Health reforms – quality measurement?

As a recent cancer suffer myself, I’ve been listening to the Health Secretary Andrew Lansley on Radio 4 this week, with great interest.  Unfortunately, I’m a hopeless patient and consistently fail to remember most of the details regarding my treatment, so I make no claim to any expertise on the subject of the NHS, apart from the fact that they appear to have helped me to live a bit longer!

The reason for my self confessed poorly informed comment today, is to do with Mr Lansley’s repeated use of the words ‘quality’ and ‘outcomes’.  This is in relation to the scrapping of the previous government’s target driven performance indicators and the new government’s belief that it should be all about the two words previous mentioned – quality and outcomes.

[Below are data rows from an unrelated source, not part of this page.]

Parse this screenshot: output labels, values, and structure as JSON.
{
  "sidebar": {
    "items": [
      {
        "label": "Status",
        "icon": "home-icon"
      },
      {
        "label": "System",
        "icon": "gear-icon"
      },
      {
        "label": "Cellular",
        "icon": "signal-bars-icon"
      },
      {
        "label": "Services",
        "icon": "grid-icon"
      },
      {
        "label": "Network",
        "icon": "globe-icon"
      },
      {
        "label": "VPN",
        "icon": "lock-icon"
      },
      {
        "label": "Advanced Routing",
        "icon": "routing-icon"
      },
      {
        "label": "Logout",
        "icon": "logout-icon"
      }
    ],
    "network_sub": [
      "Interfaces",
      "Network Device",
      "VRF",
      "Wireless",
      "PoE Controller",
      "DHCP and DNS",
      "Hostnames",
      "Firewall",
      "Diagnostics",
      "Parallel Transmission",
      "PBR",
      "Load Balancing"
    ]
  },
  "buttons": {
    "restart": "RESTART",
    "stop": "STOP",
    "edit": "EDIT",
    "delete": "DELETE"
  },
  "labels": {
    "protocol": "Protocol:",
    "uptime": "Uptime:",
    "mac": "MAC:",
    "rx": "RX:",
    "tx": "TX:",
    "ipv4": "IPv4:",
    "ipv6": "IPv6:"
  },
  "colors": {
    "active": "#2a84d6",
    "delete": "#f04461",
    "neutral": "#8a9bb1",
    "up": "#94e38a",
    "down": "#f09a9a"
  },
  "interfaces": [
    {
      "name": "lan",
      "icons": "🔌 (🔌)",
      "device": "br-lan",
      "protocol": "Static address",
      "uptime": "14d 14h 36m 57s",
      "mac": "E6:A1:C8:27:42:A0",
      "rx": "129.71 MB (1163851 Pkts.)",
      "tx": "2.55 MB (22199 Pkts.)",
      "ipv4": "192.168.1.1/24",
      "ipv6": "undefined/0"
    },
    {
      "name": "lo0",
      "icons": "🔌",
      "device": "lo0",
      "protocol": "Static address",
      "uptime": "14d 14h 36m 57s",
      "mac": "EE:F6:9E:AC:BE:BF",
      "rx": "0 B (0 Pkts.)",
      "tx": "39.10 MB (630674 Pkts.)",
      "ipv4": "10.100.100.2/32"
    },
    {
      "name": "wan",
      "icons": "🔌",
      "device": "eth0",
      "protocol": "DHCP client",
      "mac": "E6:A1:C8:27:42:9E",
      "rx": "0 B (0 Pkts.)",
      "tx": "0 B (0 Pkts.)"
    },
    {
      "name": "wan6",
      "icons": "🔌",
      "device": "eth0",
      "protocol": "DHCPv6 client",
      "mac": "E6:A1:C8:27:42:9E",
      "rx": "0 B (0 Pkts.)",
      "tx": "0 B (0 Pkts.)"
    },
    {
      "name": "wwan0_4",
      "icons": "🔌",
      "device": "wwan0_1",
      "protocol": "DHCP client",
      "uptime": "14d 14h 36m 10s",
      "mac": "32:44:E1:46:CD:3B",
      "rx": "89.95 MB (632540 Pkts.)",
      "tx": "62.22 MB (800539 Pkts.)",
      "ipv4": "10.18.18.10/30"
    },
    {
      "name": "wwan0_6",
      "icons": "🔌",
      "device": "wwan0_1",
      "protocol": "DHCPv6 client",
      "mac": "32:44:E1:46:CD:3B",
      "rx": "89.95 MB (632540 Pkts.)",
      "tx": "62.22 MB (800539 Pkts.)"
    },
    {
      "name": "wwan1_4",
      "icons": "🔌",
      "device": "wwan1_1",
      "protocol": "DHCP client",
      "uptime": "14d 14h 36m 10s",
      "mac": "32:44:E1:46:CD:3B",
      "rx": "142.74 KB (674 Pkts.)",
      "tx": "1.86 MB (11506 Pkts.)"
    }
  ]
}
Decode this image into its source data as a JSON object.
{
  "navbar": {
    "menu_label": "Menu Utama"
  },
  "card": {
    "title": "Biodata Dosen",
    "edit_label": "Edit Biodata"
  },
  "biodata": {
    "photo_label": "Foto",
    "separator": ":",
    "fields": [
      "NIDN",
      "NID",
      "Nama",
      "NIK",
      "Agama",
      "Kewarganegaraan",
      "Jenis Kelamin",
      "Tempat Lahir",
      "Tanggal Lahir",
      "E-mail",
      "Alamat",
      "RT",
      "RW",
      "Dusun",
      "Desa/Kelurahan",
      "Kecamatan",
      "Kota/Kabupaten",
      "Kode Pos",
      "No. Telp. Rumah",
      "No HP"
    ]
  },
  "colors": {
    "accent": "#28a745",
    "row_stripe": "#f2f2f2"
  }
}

The problem I have with this approach, as somebody who has more than a passing interest in both, is what happens when they don’t hit these targets?  Also, what does it actually mean when the targets are not met?  The merit of measuring the numbers of patients seen within a particular time frame, was that the patient was seen by an expert within a certain deadline (unfortunate inclusion of the word dead there!) and could then hopefully start treatment post haste if required.  However, now that we are going to measure ‘quality’ and ‘outcomes’, it would seem that we are going from one end of the telescope to the other.   Whereas before the target was hit by getting you to see the right doctor as quickly as possible, that no longer matters.  Now you will have to survive long enough to get to the doctor, before they start to measure the quality and outcome of your treatment.

If you don’t measure things until the end of the process, as opposed to at the beginning, does that mean that if you drop off the perch before you actually get in to the new health care system, it isn’t actually a quality failure?  And, from their point of view at least, it might not even be a bad outcome!

If I have a quality failure at work, somebody gets their a**e kicked and the job gets redone.  If I have a quality failure in my health care, it may well kill me, or at least cause me to die sooner than I might of.  Which then of course will indeed give Mr Lansley a poor outcome to measure.

As I said, I’m no expert in these things, but measuring quality and outcomes in health care, in the same way you inspect widgets in a factory, doesn’t seem like a step in the right direction to me!  Trouble is, if I’m right (and I am very occasionally) I probably won’t be around to say I told you so!